Building Up Each Other in Christ, Part VII   Leave a comment

Above:  Caesar’s Coin, by Peter Paul Rubens

Image in the Public Domain


For the Twentieth Sunday after Trinity, Year 1


Lectionary from A Book of Worship for Free Churches (The General Council of the Congregational Christian Churches in the United States, 1948)

Collect from The Book of Worship (Evangelical and Reformed Church, 1947)


Grant, we beseech thee, merciful Lord, to thy faithful people pardon and peace,

that they may be cleansed from all their sins,

and serve thee with a quiet mind.  Amen.

The Book of Worship (1947), 221


Proverbs 16:1-20

Psalms 126 and 129

Ephesians 5:1-16

Matthew 22:15-22


The Synoptic Gospels tell many of the same stories, but not identically.  That is how oral tradition works; the core remains consistent yet the margins are variable.  Identifying the constant and the variable elements of repeated stories from one Synoptic Gospel to another is easy.  One may, most simply, see them in parallel columns in books of Gospel parallels.  I have two such volumes–Gospel Parallels (Burton H. Throckmorton, Jr.) and Synopsis of the Four Gospels (Kurt Aland).

Matthew 22:15-22, Luke 20:20-26, and Mark 12:13-17 are parallel to each other.  The question was superficially about taxes in general in Luke 20.  In Mark 12 and Matthew 22, however, the tax in question was a census/poll/head tax of one denarius per year.  A denarius, a worker’s wage for one day, at the time bore the image of Emperor Tiberius,

son of the divine Augustus.

A denarius was, therefore, an idol.  Why did Pharisees carry idols around with them?  The tax, which started in 6 C.E., led to the zealot movement.  Jesus avoided alienating zealots on one side and Romans on the other.  Those who sought to entrap Jesus retreated in humiliation (Psalm 129).
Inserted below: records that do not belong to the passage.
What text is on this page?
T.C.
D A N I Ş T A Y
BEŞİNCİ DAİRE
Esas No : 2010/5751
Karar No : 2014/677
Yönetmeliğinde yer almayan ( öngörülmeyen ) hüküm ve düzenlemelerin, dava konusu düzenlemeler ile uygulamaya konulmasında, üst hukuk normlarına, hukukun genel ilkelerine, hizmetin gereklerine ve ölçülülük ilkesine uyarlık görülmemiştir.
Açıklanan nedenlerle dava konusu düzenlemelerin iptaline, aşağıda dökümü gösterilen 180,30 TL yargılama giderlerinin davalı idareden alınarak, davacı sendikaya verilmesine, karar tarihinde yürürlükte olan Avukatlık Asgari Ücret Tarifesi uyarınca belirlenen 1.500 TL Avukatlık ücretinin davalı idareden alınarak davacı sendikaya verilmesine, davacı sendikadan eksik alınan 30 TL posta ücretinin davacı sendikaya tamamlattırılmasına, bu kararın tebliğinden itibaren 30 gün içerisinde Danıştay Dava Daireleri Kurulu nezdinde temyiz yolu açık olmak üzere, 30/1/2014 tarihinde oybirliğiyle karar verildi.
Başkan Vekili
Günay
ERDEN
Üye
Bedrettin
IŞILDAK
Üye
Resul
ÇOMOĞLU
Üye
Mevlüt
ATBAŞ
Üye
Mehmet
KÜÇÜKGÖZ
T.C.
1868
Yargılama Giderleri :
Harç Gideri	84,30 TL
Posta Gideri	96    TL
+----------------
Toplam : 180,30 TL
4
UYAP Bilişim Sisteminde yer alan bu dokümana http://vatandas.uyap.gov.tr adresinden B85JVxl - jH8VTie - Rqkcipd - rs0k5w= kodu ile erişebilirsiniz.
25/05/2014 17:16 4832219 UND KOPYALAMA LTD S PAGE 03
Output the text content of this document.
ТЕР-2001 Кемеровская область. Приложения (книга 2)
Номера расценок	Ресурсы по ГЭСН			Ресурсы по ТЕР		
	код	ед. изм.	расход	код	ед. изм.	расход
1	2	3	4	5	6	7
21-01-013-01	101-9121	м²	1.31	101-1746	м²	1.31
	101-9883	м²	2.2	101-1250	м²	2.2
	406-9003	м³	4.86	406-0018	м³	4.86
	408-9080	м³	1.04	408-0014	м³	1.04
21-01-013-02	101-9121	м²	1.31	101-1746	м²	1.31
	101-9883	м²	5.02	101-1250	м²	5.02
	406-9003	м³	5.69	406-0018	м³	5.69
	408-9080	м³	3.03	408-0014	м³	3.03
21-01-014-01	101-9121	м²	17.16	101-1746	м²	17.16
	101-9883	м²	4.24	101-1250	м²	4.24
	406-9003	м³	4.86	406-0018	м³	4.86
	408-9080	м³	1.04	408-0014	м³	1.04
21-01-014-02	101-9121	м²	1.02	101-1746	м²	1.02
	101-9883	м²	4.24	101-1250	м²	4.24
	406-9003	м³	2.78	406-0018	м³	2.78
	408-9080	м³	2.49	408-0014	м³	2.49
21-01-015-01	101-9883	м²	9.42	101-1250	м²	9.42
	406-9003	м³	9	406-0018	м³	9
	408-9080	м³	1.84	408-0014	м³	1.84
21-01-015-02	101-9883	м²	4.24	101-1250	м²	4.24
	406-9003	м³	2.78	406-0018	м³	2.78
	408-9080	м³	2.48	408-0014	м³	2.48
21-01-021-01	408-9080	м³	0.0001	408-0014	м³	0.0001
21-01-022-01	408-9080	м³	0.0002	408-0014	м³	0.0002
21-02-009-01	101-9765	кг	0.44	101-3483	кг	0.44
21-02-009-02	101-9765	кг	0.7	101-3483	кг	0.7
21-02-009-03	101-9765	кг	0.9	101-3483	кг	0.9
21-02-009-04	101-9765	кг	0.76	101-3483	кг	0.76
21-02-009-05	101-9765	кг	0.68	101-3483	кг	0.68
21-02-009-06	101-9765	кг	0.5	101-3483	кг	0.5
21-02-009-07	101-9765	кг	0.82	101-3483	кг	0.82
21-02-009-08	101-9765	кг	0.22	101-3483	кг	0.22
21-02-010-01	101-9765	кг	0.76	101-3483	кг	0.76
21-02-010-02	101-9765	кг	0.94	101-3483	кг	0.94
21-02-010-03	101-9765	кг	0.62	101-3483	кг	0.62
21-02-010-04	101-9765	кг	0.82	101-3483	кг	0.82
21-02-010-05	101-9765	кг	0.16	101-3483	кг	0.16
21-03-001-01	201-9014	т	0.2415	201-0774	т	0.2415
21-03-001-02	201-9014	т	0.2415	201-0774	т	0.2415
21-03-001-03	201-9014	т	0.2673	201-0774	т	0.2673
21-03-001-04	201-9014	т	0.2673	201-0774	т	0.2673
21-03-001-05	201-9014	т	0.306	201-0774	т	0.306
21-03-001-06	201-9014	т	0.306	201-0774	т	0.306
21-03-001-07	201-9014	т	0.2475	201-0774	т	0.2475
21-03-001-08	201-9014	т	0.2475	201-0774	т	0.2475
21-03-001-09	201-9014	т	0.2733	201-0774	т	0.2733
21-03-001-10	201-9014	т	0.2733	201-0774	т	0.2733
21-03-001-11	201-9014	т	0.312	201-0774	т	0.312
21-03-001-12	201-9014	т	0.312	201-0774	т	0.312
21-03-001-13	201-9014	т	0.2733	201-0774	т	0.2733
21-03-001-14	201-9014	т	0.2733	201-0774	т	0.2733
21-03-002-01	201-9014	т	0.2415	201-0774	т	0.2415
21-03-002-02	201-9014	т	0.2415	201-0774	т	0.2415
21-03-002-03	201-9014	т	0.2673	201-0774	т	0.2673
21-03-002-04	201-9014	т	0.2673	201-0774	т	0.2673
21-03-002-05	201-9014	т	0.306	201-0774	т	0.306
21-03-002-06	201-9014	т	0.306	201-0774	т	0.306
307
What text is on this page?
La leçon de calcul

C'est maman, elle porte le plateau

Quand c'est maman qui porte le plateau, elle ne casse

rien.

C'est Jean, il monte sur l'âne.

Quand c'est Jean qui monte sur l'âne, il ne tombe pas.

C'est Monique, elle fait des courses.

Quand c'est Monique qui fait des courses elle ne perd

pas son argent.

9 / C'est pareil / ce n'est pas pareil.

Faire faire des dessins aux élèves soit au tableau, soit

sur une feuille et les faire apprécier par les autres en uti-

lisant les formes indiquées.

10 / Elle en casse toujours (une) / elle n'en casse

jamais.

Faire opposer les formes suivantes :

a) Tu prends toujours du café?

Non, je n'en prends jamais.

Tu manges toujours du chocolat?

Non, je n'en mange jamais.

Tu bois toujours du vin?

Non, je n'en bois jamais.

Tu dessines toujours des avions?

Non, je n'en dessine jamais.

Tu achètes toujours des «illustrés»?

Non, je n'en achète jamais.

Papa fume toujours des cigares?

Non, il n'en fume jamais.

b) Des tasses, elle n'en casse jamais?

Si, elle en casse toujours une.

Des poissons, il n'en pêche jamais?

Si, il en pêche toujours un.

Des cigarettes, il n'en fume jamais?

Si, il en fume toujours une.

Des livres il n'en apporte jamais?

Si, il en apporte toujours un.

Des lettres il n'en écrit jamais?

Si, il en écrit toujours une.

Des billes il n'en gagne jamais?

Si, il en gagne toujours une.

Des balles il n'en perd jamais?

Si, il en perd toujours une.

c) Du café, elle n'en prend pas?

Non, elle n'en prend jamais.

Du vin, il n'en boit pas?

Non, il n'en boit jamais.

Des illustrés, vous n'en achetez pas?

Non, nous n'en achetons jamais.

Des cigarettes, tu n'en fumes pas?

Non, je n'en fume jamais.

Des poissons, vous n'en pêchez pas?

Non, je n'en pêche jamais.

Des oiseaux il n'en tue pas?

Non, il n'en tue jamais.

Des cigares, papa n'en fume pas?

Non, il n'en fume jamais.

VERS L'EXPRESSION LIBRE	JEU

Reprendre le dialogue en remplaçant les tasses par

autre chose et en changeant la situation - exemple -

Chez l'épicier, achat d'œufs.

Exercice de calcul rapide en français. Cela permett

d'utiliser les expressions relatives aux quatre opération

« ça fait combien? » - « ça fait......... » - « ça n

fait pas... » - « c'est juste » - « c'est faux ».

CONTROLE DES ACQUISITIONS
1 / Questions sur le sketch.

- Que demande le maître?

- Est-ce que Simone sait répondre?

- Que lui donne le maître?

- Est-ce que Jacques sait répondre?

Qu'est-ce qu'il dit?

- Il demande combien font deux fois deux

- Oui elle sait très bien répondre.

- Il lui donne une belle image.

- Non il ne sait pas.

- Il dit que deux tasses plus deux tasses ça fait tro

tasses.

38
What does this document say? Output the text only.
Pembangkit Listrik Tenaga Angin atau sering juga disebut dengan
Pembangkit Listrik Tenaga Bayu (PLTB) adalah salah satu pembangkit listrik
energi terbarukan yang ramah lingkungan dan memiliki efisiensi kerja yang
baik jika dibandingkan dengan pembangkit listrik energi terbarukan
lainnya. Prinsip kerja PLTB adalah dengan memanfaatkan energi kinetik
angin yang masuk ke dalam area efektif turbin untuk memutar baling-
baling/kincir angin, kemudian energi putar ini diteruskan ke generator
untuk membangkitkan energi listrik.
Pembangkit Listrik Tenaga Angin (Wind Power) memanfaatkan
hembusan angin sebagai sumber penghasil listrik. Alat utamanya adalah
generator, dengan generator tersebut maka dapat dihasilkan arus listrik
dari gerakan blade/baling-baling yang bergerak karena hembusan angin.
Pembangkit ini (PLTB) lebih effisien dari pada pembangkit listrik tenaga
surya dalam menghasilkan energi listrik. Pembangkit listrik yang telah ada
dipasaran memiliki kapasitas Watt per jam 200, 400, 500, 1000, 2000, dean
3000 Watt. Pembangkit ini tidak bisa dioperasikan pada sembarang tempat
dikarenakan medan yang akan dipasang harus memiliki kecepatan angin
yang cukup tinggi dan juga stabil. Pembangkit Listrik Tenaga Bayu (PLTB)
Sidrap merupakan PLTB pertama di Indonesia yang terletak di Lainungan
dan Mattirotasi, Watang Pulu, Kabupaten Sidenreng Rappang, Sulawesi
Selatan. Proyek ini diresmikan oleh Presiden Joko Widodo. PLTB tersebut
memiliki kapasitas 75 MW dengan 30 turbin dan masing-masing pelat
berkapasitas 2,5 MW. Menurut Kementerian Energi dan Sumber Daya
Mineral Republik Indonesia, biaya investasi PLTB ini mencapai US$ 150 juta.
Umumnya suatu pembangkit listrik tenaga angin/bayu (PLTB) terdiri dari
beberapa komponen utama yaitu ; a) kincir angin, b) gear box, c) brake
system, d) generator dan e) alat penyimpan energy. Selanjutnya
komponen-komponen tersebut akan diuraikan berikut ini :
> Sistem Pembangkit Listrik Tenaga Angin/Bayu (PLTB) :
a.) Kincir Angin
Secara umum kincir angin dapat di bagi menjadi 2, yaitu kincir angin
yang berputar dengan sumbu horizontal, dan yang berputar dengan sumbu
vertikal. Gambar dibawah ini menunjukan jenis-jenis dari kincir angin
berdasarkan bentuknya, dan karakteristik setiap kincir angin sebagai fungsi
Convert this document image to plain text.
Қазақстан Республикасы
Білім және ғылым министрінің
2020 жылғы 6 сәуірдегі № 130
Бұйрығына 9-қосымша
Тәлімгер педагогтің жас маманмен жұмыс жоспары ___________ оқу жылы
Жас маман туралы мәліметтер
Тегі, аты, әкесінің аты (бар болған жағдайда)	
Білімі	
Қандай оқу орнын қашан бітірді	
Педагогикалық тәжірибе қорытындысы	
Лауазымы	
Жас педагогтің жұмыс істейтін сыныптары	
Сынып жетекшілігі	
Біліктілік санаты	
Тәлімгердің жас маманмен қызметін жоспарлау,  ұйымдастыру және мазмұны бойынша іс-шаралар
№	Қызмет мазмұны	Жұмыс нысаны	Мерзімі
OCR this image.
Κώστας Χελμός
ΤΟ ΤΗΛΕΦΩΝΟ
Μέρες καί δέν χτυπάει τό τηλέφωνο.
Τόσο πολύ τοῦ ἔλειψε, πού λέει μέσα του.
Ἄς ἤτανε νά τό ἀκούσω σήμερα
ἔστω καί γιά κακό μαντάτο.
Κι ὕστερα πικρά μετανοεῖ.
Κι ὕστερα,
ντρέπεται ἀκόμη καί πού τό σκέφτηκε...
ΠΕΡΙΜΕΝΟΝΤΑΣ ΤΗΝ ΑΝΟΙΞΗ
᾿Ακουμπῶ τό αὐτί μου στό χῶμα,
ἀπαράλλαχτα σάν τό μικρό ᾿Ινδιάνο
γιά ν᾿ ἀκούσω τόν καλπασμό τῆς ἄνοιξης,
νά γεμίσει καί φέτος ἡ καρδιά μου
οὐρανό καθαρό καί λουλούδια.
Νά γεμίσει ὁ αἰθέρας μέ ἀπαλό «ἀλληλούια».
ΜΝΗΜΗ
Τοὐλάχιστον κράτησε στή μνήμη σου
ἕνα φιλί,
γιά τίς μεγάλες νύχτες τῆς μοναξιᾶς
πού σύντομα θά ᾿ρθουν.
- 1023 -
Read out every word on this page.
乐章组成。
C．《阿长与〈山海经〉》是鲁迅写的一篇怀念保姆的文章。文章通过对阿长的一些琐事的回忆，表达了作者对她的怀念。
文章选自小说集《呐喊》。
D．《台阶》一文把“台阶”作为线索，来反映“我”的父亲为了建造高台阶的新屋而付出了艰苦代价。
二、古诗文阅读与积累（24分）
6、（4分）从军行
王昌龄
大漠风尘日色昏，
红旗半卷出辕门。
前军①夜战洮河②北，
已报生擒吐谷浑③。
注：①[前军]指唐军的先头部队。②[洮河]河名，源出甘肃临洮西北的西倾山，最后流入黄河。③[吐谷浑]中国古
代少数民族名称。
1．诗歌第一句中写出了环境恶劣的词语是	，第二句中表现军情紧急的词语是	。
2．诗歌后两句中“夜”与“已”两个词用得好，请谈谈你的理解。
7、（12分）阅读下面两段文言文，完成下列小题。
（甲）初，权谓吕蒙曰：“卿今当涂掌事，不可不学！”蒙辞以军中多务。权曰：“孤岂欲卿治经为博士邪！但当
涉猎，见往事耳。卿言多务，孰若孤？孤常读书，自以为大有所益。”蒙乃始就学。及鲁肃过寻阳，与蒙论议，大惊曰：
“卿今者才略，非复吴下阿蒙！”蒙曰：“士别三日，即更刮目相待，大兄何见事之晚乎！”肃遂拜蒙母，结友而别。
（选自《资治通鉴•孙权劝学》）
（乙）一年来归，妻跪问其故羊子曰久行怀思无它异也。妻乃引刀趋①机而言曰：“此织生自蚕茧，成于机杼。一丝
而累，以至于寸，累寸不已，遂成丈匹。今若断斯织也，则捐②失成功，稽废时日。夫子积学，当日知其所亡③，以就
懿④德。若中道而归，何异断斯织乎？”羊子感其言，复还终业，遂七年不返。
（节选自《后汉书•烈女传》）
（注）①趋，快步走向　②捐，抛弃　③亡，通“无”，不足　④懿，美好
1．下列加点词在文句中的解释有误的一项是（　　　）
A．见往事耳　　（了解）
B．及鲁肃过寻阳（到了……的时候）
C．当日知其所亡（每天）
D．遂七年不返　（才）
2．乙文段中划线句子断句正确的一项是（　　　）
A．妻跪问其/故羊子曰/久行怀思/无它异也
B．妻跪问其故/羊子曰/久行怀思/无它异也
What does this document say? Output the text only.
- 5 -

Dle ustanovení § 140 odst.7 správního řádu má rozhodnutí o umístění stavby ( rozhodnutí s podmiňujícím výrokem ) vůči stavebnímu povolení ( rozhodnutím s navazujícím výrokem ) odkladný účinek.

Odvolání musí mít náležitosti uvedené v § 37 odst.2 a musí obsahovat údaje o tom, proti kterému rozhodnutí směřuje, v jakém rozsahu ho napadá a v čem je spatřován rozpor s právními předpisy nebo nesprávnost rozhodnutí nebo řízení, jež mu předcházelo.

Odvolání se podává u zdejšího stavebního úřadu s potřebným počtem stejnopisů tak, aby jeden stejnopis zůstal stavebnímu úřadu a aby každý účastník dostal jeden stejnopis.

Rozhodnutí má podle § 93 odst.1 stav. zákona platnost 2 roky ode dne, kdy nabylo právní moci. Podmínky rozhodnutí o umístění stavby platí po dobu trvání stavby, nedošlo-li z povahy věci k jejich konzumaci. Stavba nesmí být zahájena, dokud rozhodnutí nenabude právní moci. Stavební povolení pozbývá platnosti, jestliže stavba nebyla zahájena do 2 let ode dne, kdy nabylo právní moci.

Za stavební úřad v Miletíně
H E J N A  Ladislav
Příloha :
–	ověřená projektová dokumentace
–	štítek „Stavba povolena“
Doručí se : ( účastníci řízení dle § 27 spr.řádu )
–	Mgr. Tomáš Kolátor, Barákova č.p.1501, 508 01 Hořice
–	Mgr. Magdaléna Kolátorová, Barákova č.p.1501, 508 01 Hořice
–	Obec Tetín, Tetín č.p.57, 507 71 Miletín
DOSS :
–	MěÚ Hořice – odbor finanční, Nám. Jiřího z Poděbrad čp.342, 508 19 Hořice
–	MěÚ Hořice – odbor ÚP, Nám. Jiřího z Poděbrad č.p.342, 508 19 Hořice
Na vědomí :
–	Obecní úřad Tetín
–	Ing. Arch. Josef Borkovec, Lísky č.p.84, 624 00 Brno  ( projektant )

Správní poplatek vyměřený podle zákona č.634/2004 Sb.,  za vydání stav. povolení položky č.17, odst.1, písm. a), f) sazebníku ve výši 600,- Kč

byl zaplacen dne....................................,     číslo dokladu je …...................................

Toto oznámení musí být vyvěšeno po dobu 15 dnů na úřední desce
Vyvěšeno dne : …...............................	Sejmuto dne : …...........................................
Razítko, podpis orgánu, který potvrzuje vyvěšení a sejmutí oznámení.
We belong to God.  We depend entirely on God.  Most of Ephesians 5:1-16 consists of commentary or advice consistent with the first two sentences of this paragraph:

Live in love as Christ loved you and gave himself up on your behalf, in offering and sacrifice whose fragrance is pleasing to God.

–Ephesians 5:2, The Revised English Bible (1989)

Value wisdom more than gold and silver.  Seek to build up each other, not to entrap and tear down each other.  Forgive one another as God has forgiven one.  Live generously.  All this advice is consistent with Ephesians 5:2.

Living this way may require one to surrender the idol of wanting to be right, of not want wanting to admit error.  A rare saint may not struggle with this temptation.  I am not part of that company.  I report accurately, however, that this struggle has decreased within me during the last few years.  Do not praise me, O reader; God has caused this change.

Anyhow, those who confronted Jesus in the Gospel story for today wanted to be right.  They sought to prove that they were right by placing Jesus in greater peril than he was in already.  He evaded their trap and showed them up, however.  They still refused to admit error.

Psychological defense mechanisms are powerful.  Many people, although confronted with objective evidence of their error or an error, refuse to admit being wrong.  They have leaned on ego instead.  Such defense of ego is destructive, both individually and collectively.  It contributes to the polarization of politics, whereby factions argue about what constitutes objective reality.  This ego defense also prevents individuals from maturing in their thinking and in their spiritual lives.

How much better would society be if more people were trying to build up each other, not beat each other into political, intellectual, and theological submission?